Покончив с едой, он берётся за книгу, открывает, и книга словно сама собой распахивается на шмуцтитуле с надписью: «Новый завет». Книга — старая Библия издания 1619 года; самая зачитанная её часть — Четвероевангелие. На каждой странице сверху коротко указано, о чём здесь говорится, заглавия эти заключены в рамку в форме сердечка; они не напечатаны, как положено, красным цветом, зато вместо этого жирно подчёркнуты красными чернилами. Вокруг располагаются гравированные миниатюры с изображением святынь: Пасхальный Агнец, шатры, в которых красуются символы пророков, портреты апостолов — из них самые крупные четыре евангелиста. Кузнец на миг задерживает взгляд на миниатюре с Иоанном Богословом: это усач с внешностью джентльмена времён правления короля Якова, он сидит за столом и что-то пишет, а рядом жмётся ручной дронт — нет, орёл. Но Джон Ли и не думает улыбаться. Он открывает Евангелие от Иоанна и находит пятнадцатую главу: «Я есмь истинная виноградная Лоза, а Отец Мой — Виноградарь».

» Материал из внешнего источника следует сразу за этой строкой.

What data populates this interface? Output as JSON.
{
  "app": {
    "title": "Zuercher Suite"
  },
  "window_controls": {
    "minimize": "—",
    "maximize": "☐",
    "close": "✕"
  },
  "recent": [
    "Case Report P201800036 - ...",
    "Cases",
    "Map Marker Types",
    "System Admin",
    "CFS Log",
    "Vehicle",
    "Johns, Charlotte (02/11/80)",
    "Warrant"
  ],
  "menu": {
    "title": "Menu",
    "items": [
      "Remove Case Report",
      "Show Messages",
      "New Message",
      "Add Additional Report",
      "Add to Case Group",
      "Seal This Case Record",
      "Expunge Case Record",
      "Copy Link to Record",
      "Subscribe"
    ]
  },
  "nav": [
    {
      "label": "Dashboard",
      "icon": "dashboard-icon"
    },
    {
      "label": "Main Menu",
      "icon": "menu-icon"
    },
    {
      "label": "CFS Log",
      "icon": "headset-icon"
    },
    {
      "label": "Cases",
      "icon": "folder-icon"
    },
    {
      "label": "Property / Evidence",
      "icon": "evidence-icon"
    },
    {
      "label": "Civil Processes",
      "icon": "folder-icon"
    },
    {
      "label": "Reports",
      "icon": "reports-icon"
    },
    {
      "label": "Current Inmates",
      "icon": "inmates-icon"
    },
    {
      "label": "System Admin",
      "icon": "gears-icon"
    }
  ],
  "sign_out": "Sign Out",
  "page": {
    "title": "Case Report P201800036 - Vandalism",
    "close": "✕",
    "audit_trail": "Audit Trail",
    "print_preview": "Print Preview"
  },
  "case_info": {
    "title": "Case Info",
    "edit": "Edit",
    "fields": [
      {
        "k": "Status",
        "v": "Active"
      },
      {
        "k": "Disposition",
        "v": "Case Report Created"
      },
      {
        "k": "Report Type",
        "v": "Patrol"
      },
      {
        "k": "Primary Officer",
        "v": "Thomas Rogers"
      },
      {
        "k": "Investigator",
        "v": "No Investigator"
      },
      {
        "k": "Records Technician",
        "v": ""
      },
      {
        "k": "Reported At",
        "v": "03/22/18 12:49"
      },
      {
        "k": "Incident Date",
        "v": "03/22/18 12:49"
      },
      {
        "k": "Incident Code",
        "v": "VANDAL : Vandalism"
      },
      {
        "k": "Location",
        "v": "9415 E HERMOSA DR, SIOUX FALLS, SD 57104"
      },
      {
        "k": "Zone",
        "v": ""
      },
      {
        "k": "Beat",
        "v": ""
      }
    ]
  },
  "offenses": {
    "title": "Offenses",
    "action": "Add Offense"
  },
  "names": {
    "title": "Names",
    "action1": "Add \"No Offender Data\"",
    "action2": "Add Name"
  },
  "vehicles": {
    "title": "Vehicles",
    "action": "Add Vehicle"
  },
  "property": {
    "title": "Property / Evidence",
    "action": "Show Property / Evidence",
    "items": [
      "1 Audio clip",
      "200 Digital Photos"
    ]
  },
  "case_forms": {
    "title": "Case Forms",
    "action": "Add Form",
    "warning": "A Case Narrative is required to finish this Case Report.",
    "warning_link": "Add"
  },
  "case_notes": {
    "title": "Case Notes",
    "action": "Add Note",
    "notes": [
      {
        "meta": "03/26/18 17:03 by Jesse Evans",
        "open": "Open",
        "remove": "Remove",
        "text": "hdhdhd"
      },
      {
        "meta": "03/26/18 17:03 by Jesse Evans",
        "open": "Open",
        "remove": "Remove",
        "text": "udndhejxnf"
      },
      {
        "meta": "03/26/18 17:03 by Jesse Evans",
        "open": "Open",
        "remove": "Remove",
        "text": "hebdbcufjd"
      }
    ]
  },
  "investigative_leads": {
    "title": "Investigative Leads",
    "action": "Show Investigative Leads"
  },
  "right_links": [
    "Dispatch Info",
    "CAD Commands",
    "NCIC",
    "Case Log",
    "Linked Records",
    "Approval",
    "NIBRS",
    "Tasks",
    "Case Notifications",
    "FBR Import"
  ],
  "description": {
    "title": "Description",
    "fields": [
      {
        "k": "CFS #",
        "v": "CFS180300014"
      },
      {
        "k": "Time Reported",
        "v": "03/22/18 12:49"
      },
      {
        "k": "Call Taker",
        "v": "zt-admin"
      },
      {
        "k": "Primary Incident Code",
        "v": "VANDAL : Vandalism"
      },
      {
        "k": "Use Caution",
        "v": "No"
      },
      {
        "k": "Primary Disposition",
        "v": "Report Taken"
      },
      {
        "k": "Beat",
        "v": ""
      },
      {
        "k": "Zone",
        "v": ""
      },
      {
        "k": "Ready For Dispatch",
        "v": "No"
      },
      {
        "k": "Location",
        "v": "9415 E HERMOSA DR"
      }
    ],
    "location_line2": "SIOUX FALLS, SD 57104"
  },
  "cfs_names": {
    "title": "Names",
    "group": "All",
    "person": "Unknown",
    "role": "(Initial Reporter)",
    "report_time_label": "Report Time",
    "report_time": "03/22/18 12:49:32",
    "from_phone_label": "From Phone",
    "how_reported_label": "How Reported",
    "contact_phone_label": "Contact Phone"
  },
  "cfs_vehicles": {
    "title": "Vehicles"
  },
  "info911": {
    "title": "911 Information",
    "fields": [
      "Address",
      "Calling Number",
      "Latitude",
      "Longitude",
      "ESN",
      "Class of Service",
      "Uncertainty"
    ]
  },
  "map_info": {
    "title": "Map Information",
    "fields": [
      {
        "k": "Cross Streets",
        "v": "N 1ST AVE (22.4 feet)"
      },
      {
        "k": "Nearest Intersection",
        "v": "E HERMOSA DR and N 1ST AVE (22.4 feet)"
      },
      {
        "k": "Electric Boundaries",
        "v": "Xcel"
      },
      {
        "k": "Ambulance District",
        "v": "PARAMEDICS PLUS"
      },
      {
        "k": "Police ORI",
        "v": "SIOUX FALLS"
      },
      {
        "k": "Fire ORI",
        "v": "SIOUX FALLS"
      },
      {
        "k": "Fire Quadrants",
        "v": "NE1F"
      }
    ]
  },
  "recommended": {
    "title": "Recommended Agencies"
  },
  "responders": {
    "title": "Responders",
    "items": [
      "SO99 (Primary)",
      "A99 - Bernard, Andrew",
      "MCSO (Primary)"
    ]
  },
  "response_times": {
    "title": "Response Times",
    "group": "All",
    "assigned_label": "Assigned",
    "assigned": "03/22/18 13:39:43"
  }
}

Слегка склонившись над книгой, он начинает читать. Чтение, видно, даётся ему с трудом: он водит пальцем по строчкам и беззвучно шевелит губами, как будто, чтобы уразуметь прочитанное, он должен не только понять смысл слов, но и произнести их про себя.

«Пребудьте во Мне, и Я в вас. Как ветвь не может приносить плода сама собою, если не будет на лозе, так и вы, если не будете во Мне. Я есмь Лоза, а вы ветви; кто пребывает во Мне, и Я в нём, тот приносит много плода; ибо без Меня не может делать ничего. Кто не пребудет во Мне, извергнется вон, как ветвь, и засохнет; а такие ветви собирают и бросают в огонь, и они сгорают».

Кузнец на мгновение отрывает глаза от страницы и смотрит на рассветное зарево, потом переводит взгляд на золу в очаге. Затем снова склоняется над книгой.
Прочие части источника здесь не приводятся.